Witam,
Problem jakich pewnie tysiące, ale dla osoby której dotyka niezmiernie ważny.
Po 3 latach związku zostawiała mnie kobieta mojego życia. Pierwsza dwa lata
były cudowne, ostatni rok z mojej winy i powodu zazdrości o Jej pracę
która stała się bardzo ważnym elementem jej życia nie był super. Przez ostatnie
miesiące tylko się schodziliśmy i rozchodziliśmy. Gdy zrobiłem coś źle - cokolwiek
drobiazg - opuszczała mnie na 3 tygodnie, potem po braku odzewu mówiła że tęskni i
wracała na 2 tygodnie, miało to miejsce 3 razy. Potem usłyszałem że już nie ma na nic
szans, że tylko koleżeństwo, próbowałem się z Nia skontaktować, popełniłem błąd
zasypującą tysiącem sms-ów i dążąc chociaż do próby spotkania z Nia.
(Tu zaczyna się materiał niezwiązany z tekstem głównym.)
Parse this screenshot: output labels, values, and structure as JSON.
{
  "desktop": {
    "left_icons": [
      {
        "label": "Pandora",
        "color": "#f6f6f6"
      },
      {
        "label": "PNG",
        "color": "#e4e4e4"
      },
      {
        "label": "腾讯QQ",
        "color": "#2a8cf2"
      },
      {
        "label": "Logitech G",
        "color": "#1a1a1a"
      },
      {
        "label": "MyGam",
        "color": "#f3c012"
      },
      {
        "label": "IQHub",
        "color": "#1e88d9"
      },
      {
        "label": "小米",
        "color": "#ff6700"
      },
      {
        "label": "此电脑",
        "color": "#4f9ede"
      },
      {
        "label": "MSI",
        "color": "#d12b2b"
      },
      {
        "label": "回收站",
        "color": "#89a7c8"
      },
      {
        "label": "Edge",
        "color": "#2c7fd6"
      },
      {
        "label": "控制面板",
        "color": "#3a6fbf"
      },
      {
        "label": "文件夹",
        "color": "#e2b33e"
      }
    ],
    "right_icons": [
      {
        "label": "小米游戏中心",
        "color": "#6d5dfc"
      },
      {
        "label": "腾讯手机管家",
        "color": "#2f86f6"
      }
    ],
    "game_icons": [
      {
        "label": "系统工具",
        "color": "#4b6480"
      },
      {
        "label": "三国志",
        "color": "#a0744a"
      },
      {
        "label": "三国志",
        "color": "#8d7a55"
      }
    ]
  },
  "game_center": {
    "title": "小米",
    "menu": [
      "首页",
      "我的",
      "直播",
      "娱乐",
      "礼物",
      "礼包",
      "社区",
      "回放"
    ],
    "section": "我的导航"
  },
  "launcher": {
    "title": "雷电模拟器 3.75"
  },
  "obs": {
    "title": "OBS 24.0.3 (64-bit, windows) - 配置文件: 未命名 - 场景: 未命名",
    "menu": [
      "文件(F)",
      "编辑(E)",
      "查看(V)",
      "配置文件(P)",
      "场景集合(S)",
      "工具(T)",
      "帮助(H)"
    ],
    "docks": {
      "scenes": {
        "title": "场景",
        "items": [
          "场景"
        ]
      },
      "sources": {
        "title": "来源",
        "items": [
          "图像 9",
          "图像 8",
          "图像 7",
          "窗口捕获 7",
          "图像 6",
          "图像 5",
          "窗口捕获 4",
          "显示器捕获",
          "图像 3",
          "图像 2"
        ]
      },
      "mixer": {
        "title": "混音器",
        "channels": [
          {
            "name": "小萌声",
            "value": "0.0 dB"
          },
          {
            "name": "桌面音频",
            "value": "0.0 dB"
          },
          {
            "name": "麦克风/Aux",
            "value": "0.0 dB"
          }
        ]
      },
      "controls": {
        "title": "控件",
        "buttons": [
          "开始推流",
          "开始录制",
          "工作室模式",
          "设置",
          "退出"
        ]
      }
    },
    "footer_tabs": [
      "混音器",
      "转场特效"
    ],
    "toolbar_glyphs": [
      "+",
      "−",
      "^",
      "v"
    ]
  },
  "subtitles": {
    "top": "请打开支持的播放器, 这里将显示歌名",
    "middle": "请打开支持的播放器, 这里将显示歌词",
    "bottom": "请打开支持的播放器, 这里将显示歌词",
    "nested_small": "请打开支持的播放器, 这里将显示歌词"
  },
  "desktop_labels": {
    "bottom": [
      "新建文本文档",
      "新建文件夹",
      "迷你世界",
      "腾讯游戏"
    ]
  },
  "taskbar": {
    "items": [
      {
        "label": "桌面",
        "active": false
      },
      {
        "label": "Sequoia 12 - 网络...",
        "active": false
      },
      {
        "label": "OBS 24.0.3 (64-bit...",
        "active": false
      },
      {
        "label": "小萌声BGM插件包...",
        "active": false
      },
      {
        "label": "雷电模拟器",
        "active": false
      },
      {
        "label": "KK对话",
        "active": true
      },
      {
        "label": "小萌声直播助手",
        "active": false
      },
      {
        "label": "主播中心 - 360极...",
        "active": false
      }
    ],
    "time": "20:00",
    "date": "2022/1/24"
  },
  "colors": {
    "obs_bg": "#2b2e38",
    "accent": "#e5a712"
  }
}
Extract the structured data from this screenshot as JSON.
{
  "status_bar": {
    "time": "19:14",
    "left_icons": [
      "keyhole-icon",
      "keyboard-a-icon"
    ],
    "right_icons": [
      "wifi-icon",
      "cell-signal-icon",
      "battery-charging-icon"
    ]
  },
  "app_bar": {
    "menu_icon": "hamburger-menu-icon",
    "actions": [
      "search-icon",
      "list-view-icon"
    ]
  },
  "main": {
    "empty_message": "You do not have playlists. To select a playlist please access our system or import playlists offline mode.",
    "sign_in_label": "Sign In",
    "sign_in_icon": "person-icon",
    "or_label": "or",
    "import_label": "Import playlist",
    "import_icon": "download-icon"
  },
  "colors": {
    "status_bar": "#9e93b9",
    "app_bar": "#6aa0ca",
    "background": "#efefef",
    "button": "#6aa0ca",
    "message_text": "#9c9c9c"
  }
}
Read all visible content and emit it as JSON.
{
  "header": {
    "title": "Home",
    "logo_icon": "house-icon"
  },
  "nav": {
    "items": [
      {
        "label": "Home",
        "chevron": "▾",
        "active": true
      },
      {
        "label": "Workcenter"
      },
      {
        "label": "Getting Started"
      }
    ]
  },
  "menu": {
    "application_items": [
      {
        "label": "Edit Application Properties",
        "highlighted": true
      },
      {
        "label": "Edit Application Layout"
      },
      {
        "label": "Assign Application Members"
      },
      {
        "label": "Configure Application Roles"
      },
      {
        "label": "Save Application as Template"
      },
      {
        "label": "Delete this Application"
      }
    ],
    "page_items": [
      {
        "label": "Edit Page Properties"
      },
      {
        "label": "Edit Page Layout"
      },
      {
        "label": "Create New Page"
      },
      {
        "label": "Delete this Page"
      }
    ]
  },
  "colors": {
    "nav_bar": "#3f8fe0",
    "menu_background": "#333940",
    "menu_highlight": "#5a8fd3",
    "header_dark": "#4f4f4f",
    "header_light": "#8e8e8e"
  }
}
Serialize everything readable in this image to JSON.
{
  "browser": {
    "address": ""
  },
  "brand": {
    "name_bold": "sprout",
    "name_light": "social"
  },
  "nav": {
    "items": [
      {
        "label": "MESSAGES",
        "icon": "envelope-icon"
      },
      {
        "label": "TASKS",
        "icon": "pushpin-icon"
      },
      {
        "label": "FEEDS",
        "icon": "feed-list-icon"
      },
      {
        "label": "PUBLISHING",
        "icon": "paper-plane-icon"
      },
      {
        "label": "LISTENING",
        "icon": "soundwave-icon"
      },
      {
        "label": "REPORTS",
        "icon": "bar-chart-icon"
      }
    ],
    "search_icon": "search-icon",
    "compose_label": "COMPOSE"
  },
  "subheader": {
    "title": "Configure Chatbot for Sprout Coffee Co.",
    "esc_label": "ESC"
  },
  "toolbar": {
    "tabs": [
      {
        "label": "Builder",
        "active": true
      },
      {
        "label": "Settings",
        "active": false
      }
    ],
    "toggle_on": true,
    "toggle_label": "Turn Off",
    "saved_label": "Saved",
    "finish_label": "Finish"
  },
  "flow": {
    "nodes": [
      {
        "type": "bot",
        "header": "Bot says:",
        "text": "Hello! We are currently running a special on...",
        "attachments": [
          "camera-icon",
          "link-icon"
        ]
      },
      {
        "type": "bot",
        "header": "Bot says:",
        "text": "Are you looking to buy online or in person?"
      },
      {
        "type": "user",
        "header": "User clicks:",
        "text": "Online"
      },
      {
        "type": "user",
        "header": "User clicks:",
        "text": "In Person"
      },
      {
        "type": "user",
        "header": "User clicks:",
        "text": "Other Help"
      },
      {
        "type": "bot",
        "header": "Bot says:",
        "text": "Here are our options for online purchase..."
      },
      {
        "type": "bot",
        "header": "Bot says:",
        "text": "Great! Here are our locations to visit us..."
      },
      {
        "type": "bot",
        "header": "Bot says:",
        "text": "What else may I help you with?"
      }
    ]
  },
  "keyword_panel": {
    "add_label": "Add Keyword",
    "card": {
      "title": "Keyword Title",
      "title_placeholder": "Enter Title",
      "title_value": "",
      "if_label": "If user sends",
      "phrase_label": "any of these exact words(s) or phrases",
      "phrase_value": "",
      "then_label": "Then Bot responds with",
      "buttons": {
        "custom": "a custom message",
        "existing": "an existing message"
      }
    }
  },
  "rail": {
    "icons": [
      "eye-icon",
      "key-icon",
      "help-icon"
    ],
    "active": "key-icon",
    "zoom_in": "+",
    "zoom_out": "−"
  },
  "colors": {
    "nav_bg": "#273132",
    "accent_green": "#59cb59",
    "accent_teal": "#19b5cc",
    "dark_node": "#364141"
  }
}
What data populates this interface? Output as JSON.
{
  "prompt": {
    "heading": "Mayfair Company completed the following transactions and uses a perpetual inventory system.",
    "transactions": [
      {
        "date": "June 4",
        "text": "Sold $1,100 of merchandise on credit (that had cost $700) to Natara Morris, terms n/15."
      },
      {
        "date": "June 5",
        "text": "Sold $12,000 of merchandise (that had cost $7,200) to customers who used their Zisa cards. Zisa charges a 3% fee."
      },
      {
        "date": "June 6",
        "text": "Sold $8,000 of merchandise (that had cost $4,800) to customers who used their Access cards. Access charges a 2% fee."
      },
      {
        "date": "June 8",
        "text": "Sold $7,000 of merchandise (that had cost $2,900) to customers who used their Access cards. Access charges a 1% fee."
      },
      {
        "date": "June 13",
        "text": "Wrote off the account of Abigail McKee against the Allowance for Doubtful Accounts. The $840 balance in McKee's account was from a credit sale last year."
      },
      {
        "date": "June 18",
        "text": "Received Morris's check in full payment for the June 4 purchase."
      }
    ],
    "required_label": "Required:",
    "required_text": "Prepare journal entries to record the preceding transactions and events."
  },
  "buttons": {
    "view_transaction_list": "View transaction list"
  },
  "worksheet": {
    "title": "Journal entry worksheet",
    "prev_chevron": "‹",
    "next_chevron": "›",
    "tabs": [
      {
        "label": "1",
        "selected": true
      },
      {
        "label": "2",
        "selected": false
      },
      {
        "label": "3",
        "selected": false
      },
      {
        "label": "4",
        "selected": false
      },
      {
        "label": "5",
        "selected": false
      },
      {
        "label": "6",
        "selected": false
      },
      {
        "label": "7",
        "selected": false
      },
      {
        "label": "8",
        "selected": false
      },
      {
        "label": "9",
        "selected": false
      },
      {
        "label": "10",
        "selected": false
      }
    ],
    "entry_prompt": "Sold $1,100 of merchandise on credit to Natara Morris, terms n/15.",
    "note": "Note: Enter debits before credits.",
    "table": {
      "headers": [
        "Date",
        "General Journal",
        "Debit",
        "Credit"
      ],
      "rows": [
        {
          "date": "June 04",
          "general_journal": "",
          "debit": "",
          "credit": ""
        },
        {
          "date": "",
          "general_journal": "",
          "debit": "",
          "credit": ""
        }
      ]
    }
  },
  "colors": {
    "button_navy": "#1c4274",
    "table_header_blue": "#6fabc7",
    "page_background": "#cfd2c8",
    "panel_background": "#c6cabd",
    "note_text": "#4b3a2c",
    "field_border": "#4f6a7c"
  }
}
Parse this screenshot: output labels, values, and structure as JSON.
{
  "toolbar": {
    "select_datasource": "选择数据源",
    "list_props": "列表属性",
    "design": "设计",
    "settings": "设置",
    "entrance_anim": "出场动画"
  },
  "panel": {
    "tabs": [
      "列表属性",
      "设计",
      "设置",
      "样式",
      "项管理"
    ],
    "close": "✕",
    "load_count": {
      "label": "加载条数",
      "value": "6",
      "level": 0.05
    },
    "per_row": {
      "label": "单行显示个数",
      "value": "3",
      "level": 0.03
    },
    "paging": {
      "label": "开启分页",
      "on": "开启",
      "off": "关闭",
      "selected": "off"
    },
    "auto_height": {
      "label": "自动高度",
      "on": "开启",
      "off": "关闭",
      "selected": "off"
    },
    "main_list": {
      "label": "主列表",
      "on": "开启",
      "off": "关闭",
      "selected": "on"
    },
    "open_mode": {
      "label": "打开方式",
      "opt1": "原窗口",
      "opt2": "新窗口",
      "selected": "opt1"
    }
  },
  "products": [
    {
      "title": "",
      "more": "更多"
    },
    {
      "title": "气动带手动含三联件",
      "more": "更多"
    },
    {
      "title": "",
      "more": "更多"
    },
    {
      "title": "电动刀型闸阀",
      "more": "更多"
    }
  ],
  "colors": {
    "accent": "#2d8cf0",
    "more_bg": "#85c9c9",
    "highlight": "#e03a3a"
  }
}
Odpisałem jedynie
ze nie zrobiłem nic złego, po prostu mnie nie kocha a ostatnio zaczęła się mnie bać.
Próbowałem chyba wszystkiego, napisałem list z przeprosinami, wysyłałem jej maile, raz
poszedłem z kwiatami, żeby Ją osobiście przeprosić - usłyszałem tylko że ma innego i mam
jej dać spokój. W sumie wygląda to fatalnie, jednak kocham ją najmocniej na świecie,
popełniałem błędy - boże kto i nie popełniałem, ale oddałbym za Nią swoje życia.
Nawet nie wiecie jak boli gdy najbliższa na świecie osoba nawet nie chce nawet porozmawiać
przez głupi telefon...
Nie mamy żadnego kontaktu (mieszkamy w różnych miastach - 30 km od siebie), nigdzie się nie widujemy.
jeżeli istnieje cień szansy na jej odzyskanie zrobiłbym wszystko.